Document Type

Article

Publication Date

2023

Abstract

As the author of an article entitled “Systematic Stewardship,” I read Professors Kahan and Rock’s article “Systematic Stewardship with Tradeoffs” (K&R) with considerable interest. I acknowledge the limits on deep asset manager engagement with sources of systematic risk in light of present institutional arrangements and the politics of the moment. Yet I think the most important move in the K&R analysis — the privileging of a “single firm focus” in corporate law instead of a “portfolio firm focus” — simply doesn’t account for the evolution that has already occurred in law and practice.

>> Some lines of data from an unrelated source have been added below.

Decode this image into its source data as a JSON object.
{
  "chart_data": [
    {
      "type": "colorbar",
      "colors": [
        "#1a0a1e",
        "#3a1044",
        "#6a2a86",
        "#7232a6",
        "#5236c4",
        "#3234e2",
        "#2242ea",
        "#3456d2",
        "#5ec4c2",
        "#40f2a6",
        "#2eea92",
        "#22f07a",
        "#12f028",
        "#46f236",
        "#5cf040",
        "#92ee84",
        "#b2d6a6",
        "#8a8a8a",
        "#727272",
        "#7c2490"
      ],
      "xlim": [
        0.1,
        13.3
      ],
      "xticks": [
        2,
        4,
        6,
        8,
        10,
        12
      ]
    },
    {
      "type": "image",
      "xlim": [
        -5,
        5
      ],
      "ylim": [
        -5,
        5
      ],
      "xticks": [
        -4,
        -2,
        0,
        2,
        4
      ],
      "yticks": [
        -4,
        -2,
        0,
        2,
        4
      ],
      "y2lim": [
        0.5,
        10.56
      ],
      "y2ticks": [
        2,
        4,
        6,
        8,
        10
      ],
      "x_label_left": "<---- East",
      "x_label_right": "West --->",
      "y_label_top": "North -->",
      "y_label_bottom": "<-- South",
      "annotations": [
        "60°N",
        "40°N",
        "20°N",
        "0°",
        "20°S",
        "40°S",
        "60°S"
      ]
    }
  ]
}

Long before the development of index funds, the ownership of public firms has been characterized by a division between diversified and undiversified owners. The interests of these shareholders are not uniform. One particularly important kind of undiversified owner is a controller. Courts have permitted significant accommodation to the interests of controllers. Although blatantly redistributive measures are not permitted, e.g., Hollinger International v. Black, the law commonly permits controllers to obtain various pecuniary and non-pecuniary benefits in a way that is inconsistent with the demands of single-firm-focus as K&R describe them. If directors can run the firm to accommodate the interests of one class of investors, the controllers, for their particular benefit, why would it not be permissible to accommodate the interests of another class of investors, the fully-diversified?